Actually, Louis Vuitton was one of LVMH’s better-performing units in the first half of 2020, but over those six months, overall sales tumbled 27%. Dior and Louis Vuitton are two of the company’s most venerable fashion labels and their wares are typically pricey. But price tags aren’t the problem. It’s getting shoppers to the boutiques — an effort stymied because of the pandemic.
Things are looking up, however, as LVMH’s June sales in the U.S. and Japan — two of the most important global markets for luxury goods — were flat at Dior and Louis Vuitton stores as more of those outlets resumed operations.
That’s incremental improvement, but owing to where many of these boutiques are located, many Dior and Louis Vuitton stores get a significant chunk of their business from international visitors. That is to say, LVMH stock needs more travel bans to be relaxed before the shares can materially rally.
Las Vegas Sands (LVS)
Earlier this month, I highlighted Las Vegas Sands as one of the travel stocks to consider amid reopenings. That thesis rapidly paid off as LVS stock jumped 12.20% last week on the aforementioned China tourist visa news.

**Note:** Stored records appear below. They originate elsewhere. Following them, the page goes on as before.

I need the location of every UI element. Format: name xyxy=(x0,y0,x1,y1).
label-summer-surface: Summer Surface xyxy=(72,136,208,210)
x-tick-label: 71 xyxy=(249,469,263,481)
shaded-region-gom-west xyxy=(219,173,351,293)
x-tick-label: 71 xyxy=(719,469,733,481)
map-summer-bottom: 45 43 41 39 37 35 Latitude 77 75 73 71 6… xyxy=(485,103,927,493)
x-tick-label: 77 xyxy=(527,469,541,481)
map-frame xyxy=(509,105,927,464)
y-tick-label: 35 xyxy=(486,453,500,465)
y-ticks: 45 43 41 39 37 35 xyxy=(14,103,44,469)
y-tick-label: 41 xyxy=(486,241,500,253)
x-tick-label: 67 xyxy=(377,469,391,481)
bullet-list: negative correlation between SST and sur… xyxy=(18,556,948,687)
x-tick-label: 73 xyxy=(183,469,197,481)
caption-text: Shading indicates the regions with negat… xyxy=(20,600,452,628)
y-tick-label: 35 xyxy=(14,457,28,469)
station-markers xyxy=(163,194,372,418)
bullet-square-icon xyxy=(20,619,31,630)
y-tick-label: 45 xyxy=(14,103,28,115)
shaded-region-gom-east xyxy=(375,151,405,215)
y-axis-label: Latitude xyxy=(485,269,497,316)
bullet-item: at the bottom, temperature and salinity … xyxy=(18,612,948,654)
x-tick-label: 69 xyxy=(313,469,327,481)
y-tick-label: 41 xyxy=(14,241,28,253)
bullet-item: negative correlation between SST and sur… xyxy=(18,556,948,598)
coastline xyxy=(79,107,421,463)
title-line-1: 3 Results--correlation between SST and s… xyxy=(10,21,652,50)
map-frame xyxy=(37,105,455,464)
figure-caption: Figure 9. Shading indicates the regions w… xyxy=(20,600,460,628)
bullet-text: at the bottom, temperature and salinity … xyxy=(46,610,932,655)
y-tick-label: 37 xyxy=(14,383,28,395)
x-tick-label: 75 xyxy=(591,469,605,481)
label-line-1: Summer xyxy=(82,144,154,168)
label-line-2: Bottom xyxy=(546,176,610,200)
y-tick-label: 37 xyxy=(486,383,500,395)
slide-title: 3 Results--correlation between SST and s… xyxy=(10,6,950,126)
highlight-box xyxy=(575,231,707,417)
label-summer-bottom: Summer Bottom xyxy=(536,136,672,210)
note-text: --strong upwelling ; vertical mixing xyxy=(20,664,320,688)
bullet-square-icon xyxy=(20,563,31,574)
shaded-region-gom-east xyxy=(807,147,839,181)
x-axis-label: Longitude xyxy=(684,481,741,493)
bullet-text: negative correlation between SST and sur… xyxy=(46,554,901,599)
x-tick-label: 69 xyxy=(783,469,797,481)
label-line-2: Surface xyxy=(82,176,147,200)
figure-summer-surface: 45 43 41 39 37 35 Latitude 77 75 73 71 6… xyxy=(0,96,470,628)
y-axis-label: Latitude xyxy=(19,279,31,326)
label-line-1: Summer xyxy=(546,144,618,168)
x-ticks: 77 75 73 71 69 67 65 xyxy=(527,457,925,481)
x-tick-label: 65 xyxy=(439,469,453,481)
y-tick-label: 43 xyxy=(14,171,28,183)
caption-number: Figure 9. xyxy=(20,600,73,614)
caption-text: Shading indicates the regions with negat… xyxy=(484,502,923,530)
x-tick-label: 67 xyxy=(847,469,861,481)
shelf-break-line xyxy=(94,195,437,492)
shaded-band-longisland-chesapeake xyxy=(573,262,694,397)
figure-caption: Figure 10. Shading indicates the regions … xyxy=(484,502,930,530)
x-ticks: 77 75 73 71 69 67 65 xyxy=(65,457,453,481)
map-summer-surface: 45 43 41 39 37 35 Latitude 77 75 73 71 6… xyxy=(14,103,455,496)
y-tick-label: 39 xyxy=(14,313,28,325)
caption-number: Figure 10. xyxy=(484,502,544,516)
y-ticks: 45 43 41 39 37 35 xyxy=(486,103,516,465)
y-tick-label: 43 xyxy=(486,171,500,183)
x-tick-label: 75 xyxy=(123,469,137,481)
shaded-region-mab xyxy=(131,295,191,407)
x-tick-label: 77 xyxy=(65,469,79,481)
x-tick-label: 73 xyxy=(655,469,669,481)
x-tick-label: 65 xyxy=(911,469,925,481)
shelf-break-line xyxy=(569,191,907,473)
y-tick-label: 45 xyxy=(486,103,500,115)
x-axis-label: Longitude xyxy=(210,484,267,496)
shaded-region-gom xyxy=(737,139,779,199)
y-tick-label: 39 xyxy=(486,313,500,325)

Yes, Sands runs five integrated resorts in Macau, making it the largest operator there by that metric, but Singapore is also a pivotal part of the equation with this name. Although Marina Bay Sands is still operating at limited capacity, Singapore’s tourism-heavy economy is ailing and if the city-state can flatten the Covid-19 curve, authorities there are likely to move swiftly to loosen travel controls.
Marina Bay Sands is the most profitable casino in the world. Combined with Macau, Las Vegas Sands generates close to 90 percent of its earnings before interest, taxes, depreciation and amortization (EBITDA) in the Asia-Pacific region.’
There’s something else to consider here. At least one research firm views Sands as the gaming company best suited to “get back to normal,” noting that under a bull case scenario, it could be an $80 to $90 stock over the next years after closing around $48 on August 14.
Imperial Brands (IMBBY)
As a tobacco company, UK-based Imperial Brands doesn’t necessarily need travel to resume to get a lift, but a return to normalcy where more bars are open and parties are allowed — opportunities for smokers to get together — helps the case for this “sin stock.”
Beyond its status as a reopening idea, Imperial has a “next generation” portfolio that revolves around vaping and other products. With a new chief executive officer soon arriving, investors should expect non-cigarette offerings to command more of a focus at Imperial.
“We expect Imperial’s incoming CEO, Stefan Bomhard, to accelerate investment across a broader range of emerging categories, including heated tobacco and modern oral, funded by the announced divestment of GBP 2 billion of assets including the cigar portfolio,” according to Morningstar.
Todd Shriber has been an InvestorPlace contributor since 2014. As of this writing, he did not hold a position in any of the aforementioned securities.